Dans le contexte actuel, je ne vois pas comment on peut aller vers le plein-emploi sans réduire la durée du travail. Aujourd’hui, on est dans le plein-emploi libéral : on se partage des miettes d’emploi.

Est-ce réellement envisageable de réduire le temps de travail sans réduire le niveau de vie ?

Globalement, oui. Actuellement, avec le chômage et le sous-emploi massifs, la réduction du temps de travail s’impose dans sa version libérale, sous sa forme la plus violente et la plus inégalitaire. Mais ce n’est pas une fatalité, une société civilisée doit pouvoir s’organiser de façon civilisée. Il faut réduire la durée collective du travail pour aller vers un plein-emploi solidaire, qui permettra une meilleure répartition des revenus.

Les chiffres de l’Insee datent d’avant la crise, qui a nécessairement eu un effet néfaste sur la pauvreté. N’est-ce pas problématique que les données soient publiées avec un tel décalage ?
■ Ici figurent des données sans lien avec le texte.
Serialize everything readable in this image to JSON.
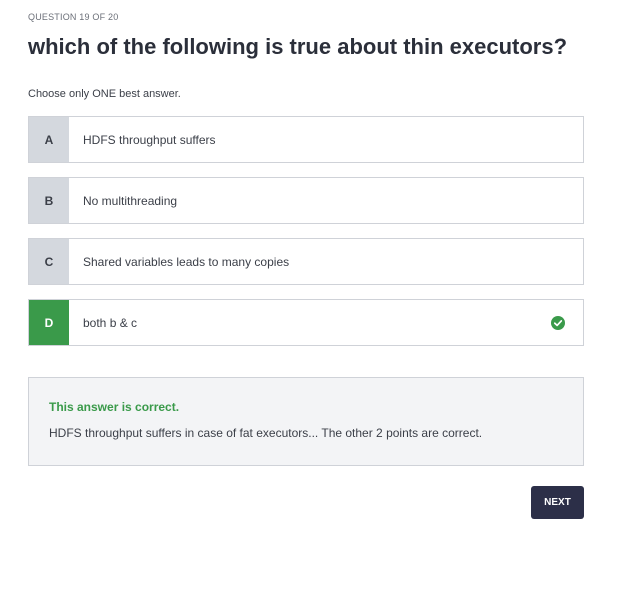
{
  "header": {
    "counter": "QUESTION 19 OF 20",
    "title": "which of the following is true about thin executors?",
    "instructions": "Choose only ONE best answer."
  },
  "options": [
    {
      "letter": "A",
      "text": "HDFS throughput suffers",
      "selected": false
    },
    {
      "letter": "B",
      "text": "No multithreading",
      "selected": false
    },
    {
      "letter": "C",
      "text": "Shared variables leads to many copies",
      "selected": false
    },
    {
      "letter": "D",
      "text": "both b & c",
      "selected": true,
      "icon": "check-circle-icon"
    }
  ],
  "feedback": {
    "title": "This answer is correct.",
    "text": "HDFS throughput suffers in case of fat executors... The other 2 points are correct."
  },
  "actions": {
    "next_label": "NEXT"
  },
  "colors": {
    "correct": "#3a9a4a",
    "letter_bg": "#d4d8de",
    "button_bg": "#2c2f48",
    "border": "#cfd2d8",
    "feedback_bg": "#f3f4f6"
  }
}
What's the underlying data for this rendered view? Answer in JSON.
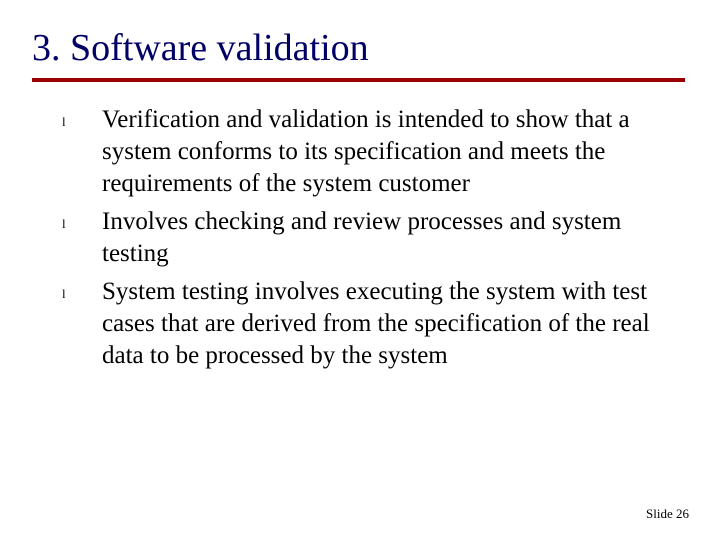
{
  "title": "3. Software validation",
  "bullets": [
    "Verification and validation is intended to show that a system conforms to its specification and meets the requirements of the system customer",
    "Involves checking and review processes and system testing",
    "System testing involves executing the system with test cases that are derived from the specification of the real data to be processed by the system"
  ],
  "bullet_marker": "l",
  "footer": {
    "label": "Slide",
    "number": "26"
  }
}
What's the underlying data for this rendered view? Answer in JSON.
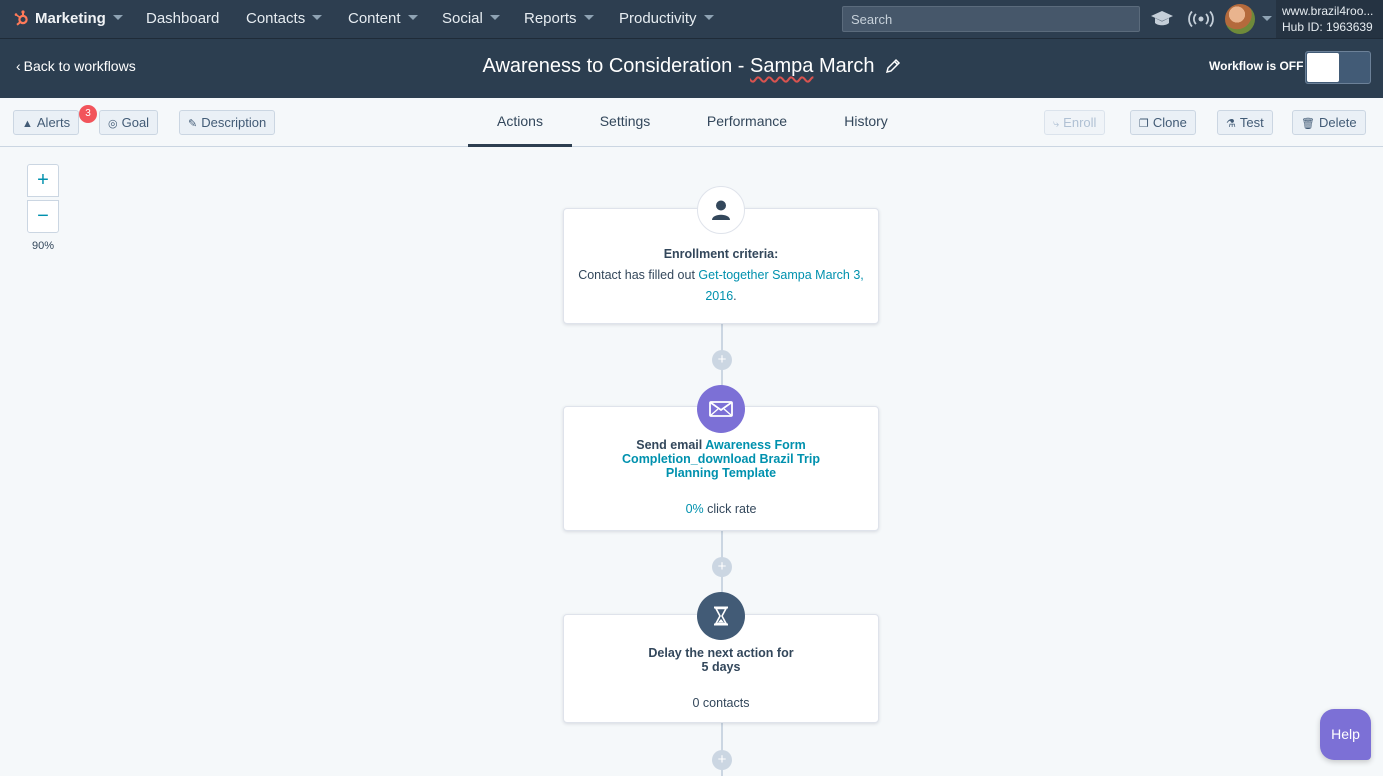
{
  "nav": {
    "brand": "Marketing",
    "items": [
      {
        "label": "Dashboard",
        "dropdown": false
      },
      {
        "label": "Contacts",
        "dropdown": true
      },
      {
        "label": "Content",
        "dropdown": true
      },
      {
        "label": "Social",
        "dropdown": true
      },
      {
        "label": "Reports",
        "dropdown": true
      },
      {
        "label": "Productivity",
        "dropdown": true
      }
    ],
    "search_placeholder": "Search",
    "account_domain": "www.brazil4roo...",
    "hub_id": "Hub ID: 1963639"
  },
  "header": {
    "back_label": "Back to workflows",
    "title_main": "Awareness to Consideration - ",
    "title_sampa": "Sampa",
    "title_end": " March",
    "status_label": "Workflow is OFF",
    "workflow_on": false
  },
  "toolbar": {
    "alerts_label": "Alerts",
    "alerts_count": "3",
    "goal_label": "Goal",
    "description_label": "Description",
    "enroll_label": "Enroll",
    "clone_label": "Clone",
    "test_label": "Test",
    "delete_label": "Delete"
  },
  "tabs": [
    {
      "label": "Actions",
      "active": true
    },
    {
      "label": "Settings",
      "active": false
    },
    {
      "label": "Performance",
      "active": false
    },
    {
      "label": "History",
      "active": false
    }
  ],
  "zoom": {
    "in": "+",
    "out": "−",
    "level": "90%"
  },
  "workflow": {
    "add_symbol": "+",
    "enrollment": {
      "heading": "Enrollment criteria:",
      "prefix": "Contact has filled out ",
      "form_link": "Get-together Sampa March 3, 2016",
      "suffix": "."
    },
    "email": {
      "prefix": "Send email ",
      "email_link": "Awareness Form Completion_download Brazil Trip Planning Template",
      "rate_value": "0%",
      "rate_label": " click rate",
      "icon_color": "#7c70d6"
    },
    "delay": {
      "line1": "Delay the next action for",
      "line2": "5 days",
      "contacts": "0 contacts",
      "icon_color": "#425b76"
    }
  },
  "help_label": "Help",
  "colors": {
    "nav_bg": "#2d3e50",
    "link": "#0091ae",
    "badge": "#f2545b",
    "help": "#7c70d6"
  }
}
C’est un peu inévitable qu’il y ait un décalage, car la collecte et le traitement de données d’enquête prennent un certain temps. On pourrait sans doute raccourcir un peu les délais, d’environ six mois ou un an, mais on est toujours confrontés à une limite : on n’a pas d’indicateur en temps réel de mesure de la pauvreté, et on n’en aura jamais. Les indices qualitatifs, qui viennent par exemple de ce que disent les associations qui agissent sur le terrain, peuvent être des indicateurs d’alerte, mais ils ne permettent pas de chiffrer précisément le phénomène.

A quelles évolutions peut-on s’attendre pour les années à venir ? Avec la loi de 2010, on a encore une fois durci les conditions d’accès à la retraite. Ça n’améliorera certainement pas la situation des retraités, ni la situation d’emploi des jeunes.

Les politiques d’austérité qui se mettent en place, en France comme ailleurs, vont aussi se traduire par des coupes dans les dépenses publiques, qui sont un des facteurs de réduction des inégalités, et donc de la pauvreté. Si on continue sur cette trajectoire, je ne vois pas comment on pourrait s’attendre à autre chose qu’à une aggravation à la fois de la précarité et de la pauvreté.

[1] Avec un seuil de pauvreté à 50 % du revenu médian.